Etna, a relatively obscure wine only years ago, has gained great appreciation over the past few years and is arguably Sicily’s most prestigious wine today. One might assume being from Sicily that these wines are heavy, fruity, warm weather wines but that is not at all the case. The wines are grown on volcanic soils (Etna is an active volcano) at high altitudes and produced from rarely seen grape varieties like Nerello Mascalese (rosso) and Caricante (bianco). These wines have the weight and structure of Burgundy with a flavor profile unique to Etna’s volcanic soils.

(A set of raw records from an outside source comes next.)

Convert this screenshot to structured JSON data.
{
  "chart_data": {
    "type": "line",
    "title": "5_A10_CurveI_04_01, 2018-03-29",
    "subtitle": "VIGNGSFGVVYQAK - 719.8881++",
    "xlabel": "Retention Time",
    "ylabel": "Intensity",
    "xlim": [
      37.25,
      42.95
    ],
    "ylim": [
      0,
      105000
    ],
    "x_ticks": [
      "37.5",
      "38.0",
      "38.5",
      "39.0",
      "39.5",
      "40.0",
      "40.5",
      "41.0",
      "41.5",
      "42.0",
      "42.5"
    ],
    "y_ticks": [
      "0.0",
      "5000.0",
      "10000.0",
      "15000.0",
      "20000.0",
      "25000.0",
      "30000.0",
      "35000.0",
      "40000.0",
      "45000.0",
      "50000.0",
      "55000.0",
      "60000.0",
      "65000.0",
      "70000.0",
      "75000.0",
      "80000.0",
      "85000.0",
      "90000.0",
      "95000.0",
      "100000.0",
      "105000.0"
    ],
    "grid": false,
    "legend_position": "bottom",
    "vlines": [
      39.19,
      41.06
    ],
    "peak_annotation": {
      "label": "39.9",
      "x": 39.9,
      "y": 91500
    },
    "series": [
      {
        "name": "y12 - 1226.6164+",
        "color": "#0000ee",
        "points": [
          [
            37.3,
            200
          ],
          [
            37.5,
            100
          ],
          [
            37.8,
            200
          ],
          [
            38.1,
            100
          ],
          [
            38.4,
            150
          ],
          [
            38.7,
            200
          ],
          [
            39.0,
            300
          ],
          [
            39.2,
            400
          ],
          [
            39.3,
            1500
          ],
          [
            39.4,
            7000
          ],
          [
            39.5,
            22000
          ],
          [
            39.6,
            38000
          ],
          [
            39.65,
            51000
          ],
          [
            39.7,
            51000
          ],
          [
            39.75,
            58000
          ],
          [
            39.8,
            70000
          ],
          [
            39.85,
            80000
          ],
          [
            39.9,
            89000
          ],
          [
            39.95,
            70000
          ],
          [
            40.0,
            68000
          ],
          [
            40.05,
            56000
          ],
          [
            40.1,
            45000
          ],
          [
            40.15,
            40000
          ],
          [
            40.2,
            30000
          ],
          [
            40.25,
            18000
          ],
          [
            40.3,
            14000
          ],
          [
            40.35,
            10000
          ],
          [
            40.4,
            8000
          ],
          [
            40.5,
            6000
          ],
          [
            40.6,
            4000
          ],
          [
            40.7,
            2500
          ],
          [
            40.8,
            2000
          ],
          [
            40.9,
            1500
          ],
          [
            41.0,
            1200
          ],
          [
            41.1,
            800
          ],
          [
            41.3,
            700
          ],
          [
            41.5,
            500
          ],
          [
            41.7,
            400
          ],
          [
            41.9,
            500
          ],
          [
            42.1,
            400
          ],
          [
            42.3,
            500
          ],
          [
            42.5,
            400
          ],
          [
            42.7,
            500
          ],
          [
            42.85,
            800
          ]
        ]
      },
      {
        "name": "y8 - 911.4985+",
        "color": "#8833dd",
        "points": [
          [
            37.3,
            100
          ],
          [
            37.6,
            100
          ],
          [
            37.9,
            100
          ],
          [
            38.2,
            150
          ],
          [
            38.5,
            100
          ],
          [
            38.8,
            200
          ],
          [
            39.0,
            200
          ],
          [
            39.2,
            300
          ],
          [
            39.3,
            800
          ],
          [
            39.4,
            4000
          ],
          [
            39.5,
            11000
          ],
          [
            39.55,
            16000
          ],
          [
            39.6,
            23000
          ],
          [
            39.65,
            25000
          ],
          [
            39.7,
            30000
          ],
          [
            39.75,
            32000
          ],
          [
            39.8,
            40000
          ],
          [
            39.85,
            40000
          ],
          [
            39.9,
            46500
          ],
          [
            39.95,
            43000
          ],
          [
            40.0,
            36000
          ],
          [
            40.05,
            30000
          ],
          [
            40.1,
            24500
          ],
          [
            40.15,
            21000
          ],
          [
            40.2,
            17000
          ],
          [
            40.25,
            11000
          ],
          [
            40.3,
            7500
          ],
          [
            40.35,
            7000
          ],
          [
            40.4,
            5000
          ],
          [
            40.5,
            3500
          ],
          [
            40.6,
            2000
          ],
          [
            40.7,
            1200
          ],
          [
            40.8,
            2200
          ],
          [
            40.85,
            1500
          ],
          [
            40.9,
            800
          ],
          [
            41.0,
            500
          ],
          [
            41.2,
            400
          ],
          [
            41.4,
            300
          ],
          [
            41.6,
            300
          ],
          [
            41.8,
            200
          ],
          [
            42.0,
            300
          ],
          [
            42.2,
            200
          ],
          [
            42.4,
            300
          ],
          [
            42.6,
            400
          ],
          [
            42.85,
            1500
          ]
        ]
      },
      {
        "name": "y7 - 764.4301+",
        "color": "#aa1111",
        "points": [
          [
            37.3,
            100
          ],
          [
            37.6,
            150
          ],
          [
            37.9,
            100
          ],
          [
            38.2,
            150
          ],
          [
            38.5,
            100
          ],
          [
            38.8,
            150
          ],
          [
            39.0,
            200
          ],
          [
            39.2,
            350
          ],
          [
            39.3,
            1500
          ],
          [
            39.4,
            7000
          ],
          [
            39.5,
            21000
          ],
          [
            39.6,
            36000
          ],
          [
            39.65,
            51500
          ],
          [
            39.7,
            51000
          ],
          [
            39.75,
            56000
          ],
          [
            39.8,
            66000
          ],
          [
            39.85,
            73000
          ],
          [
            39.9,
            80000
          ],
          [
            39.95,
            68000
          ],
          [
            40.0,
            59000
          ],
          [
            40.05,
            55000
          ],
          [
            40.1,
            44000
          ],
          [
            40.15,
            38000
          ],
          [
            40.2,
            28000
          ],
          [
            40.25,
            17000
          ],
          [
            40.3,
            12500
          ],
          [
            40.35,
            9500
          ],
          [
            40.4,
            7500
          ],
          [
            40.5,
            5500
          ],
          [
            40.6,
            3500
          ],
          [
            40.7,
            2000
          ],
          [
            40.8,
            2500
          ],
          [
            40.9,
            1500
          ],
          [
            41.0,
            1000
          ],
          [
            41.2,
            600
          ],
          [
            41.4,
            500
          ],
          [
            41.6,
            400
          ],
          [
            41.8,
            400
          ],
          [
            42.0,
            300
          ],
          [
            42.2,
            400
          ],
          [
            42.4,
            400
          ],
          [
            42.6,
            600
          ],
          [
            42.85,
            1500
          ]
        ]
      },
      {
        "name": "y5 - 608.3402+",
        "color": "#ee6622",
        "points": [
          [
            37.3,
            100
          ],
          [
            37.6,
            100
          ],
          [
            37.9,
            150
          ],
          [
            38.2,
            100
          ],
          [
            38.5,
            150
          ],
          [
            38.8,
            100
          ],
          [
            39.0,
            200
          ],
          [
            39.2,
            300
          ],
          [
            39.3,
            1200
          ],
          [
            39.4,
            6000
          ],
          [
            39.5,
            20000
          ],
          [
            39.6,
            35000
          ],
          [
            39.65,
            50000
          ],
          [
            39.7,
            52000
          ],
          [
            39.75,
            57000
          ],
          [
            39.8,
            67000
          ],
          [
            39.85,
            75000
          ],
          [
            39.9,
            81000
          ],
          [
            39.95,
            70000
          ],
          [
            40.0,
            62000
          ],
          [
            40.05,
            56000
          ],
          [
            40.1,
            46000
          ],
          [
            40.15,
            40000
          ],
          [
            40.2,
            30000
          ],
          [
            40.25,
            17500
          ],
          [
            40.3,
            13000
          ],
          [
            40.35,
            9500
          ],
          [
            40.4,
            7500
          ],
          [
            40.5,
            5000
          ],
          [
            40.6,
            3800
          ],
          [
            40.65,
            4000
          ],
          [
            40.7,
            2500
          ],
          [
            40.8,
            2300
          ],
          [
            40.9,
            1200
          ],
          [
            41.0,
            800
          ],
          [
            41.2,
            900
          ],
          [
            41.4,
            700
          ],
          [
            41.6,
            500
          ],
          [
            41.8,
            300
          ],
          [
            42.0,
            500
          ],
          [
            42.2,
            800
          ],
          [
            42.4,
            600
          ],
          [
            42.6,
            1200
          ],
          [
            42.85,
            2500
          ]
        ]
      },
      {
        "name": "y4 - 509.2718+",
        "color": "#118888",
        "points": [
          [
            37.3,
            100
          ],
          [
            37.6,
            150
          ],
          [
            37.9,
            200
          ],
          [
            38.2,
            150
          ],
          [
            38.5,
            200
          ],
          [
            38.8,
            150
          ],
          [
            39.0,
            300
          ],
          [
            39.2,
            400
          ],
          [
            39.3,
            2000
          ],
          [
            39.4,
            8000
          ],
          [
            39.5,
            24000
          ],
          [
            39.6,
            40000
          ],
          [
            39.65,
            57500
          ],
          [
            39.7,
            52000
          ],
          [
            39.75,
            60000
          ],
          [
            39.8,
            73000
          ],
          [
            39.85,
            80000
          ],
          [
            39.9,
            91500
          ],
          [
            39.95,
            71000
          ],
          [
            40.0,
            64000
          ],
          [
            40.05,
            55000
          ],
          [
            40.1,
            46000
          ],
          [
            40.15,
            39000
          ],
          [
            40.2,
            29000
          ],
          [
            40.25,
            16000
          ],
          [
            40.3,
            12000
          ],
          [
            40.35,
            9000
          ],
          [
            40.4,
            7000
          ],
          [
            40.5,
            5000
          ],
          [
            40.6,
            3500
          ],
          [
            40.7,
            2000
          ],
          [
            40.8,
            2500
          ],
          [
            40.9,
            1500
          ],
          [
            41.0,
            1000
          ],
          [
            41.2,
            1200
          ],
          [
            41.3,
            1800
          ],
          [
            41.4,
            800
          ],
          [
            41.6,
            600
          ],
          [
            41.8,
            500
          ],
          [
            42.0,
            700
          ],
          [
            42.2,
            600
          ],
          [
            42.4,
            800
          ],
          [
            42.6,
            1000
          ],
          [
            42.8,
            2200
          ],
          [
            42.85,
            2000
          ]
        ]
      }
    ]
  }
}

Alberto Graci is one of the young guard and a rising star of Etna. Upon the death of his grandfather he returned to Sicily, sold his grandfather’s vineyards and moved to Etna. Graci has 18 hectares of vineyards largely in the Passopisciaro area of the region. His approach to wine is minimalistic letting his wines speak of Etna. He eschews French barrique, selected yeasts and temperature control. The results are sincere wines that convey Etna in the glass.
The 2010 Etna Rosso is the most structured and balanced I’ve tasted of his normale bottling yet. There is a nice core of tannin, red fruit and refreshing acidity…very aromatic with cherries, wildflowers and volcanic ash jumping from the glass. The wine is still a little tight on the finish and not showing everything now that it will in the coming years. Decanting is recommended.
Etna Rosso is quite versatile with food due to its mid-weight, low tannin structure. If you must have red wine with seafood, Etna Rosso is a great choice. Even rarer than Etna Rosso is Etna Bianco. Benanti Etna Bianco Pietramarina is a favorite Italian white.